# Sell Your House for More

In this notebook, we'll explore, and model King County House Sale dataset with a multivariate linear regression to predict how to improve the sale price of houses by answering the following questions:
- What are some of the important aspects when it comes to pricing your home for sale?
- Which things are not as important when trying to sell your home?
- How can we improve the potential sale price of your home?

## Methodology:


1. Obtaining and initial examination of data from King Country House Sale
2. Scrubbing the data to prepare it for modeling
3. Exploration of the data
4. Modeling the data
5. Reexamination of the data
6. A second model of the data
7. Interpretations and recommendations based on the models and examination of the data.

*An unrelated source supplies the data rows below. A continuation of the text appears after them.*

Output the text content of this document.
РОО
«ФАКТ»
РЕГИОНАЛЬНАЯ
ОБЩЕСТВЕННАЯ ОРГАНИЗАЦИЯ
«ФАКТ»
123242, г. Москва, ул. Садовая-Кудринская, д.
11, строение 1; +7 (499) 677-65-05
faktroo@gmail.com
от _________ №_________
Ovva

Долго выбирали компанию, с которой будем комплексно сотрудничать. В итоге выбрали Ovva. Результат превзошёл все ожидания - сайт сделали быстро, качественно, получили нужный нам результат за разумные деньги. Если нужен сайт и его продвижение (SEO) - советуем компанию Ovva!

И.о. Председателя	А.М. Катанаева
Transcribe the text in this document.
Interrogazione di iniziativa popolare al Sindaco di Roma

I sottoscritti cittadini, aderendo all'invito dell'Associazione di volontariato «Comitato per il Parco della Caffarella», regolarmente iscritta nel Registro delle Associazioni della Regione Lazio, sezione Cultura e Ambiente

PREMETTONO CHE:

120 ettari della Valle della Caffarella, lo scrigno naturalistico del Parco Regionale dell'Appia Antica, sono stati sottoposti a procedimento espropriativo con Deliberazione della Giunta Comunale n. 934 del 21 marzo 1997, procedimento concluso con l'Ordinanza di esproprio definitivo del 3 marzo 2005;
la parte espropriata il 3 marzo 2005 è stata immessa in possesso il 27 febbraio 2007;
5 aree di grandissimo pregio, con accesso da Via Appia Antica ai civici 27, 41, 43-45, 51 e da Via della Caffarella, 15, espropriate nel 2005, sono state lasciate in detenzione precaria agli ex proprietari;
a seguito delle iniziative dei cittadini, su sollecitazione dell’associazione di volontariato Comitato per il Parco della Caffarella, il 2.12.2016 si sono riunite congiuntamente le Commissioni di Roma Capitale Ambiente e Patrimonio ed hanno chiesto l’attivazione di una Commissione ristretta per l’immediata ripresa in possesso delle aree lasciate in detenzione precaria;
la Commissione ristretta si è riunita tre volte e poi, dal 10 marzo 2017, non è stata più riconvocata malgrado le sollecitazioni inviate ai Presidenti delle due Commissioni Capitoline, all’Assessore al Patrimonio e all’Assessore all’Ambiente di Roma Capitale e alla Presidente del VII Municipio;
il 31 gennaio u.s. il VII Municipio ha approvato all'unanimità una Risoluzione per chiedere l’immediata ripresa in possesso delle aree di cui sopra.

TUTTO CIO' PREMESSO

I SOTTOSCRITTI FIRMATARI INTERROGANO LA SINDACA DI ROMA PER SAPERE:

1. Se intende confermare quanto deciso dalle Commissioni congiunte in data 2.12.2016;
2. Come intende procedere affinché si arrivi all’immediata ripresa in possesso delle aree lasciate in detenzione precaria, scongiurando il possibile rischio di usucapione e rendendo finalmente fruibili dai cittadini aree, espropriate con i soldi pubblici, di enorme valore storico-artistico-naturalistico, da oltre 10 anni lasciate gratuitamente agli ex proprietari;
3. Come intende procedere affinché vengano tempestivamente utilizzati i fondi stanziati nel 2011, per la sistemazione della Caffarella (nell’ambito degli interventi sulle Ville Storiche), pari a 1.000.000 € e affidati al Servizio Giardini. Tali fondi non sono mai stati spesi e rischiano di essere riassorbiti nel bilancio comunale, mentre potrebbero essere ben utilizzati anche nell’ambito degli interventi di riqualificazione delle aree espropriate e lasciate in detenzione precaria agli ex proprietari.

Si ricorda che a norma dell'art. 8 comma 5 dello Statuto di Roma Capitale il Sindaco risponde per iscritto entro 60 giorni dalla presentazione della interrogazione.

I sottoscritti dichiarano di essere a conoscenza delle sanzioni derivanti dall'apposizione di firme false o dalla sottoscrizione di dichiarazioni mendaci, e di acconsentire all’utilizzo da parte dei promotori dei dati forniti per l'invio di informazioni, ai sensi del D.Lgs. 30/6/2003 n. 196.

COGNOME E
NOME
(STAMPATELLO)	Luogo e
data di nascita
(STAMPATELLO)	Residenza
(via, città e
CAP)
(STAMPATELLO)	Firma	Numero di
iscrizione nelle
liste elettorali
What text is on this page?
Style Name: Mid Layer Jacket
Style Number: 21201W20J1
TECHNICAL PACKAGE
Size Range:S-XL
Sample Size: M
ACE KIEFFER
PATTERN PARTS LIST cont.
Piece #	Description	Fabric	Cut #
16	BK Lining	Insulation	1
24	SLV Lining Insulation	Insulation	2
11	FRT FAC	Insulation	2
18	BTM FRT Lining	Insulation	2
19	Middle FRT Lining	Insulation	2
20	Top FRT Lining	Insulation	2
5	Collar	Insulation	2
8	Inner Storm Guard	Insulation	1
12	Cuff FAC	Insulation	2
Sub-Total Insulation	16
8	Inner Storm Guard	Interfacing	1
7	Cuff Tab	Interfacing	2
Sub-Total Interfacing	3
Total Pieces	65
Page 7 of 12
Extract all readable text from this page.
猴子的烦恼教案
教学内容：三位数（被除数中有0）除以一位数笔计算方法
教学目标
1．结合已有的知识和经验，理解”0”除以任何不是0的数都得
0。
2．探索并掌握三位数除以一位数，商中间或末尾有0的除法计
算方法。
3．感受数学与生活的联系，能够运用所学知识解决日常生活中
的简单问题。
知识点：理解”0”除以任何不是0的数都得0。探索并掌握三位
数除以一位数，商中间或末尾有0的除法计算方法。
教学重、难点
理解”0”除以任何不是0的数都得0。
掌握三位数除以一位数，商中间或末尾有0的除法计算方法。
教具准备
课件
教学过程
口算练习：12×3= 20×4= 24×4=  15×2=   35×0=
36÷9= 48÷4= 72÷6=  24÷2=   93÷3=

## Obtaining and initial examination of data

First we import and take a look at the data we will be working with.

In [2]:
import pandas as pd
df = pd.read_csv('kc_house_data.csv')
df.head()

Unnamed: 0,id,date,price,bedrooms,bathrooms,sqft_living,sqft_lot,floors,waterfront,view,...,grade,sqft_above,sqft_basement,yr_built,yr_renovated,zipcode,lat,long,sqft_living15,sqft_lot15
0,7129300520,10/13/2014,221900.0,3,1.0,1180,5650,1.0,,0.0,...,7,1180,0.0,1955,0.0,98178,47.5112,-122.257,1340,5650
1,6414100192,12/9/2014,538000.0,3,2.25,2570,7242,2.0,0.0,0.0,...,7,2170,400.0,1951,1991.0,98125,47.721,-122.319,1690,7639
2,5631500400,2/25/2015,180000.0,2,1.0,770,10000,1.0,0.0,0.0,...,6,770,0.0,1933,,98028,47.7379,-122.233,2720,8062
3,2487200875,12/9/2014,604000.0,4,3.0,1960,5000,1.0,0.0,0.0,...,7,1050,910.0,1965,0.0,98136,47.5208,-122.393,1360,5000
4,1954400510,2/18/2015,510000.0,3,2.0,1680,8080,1.0,0.0,0.0,...,8,1680,0.0,1987,0.0,98074,47.6168,-122.045,1800,7503


Below is a list of the column names and a brief description of each column in the dataset.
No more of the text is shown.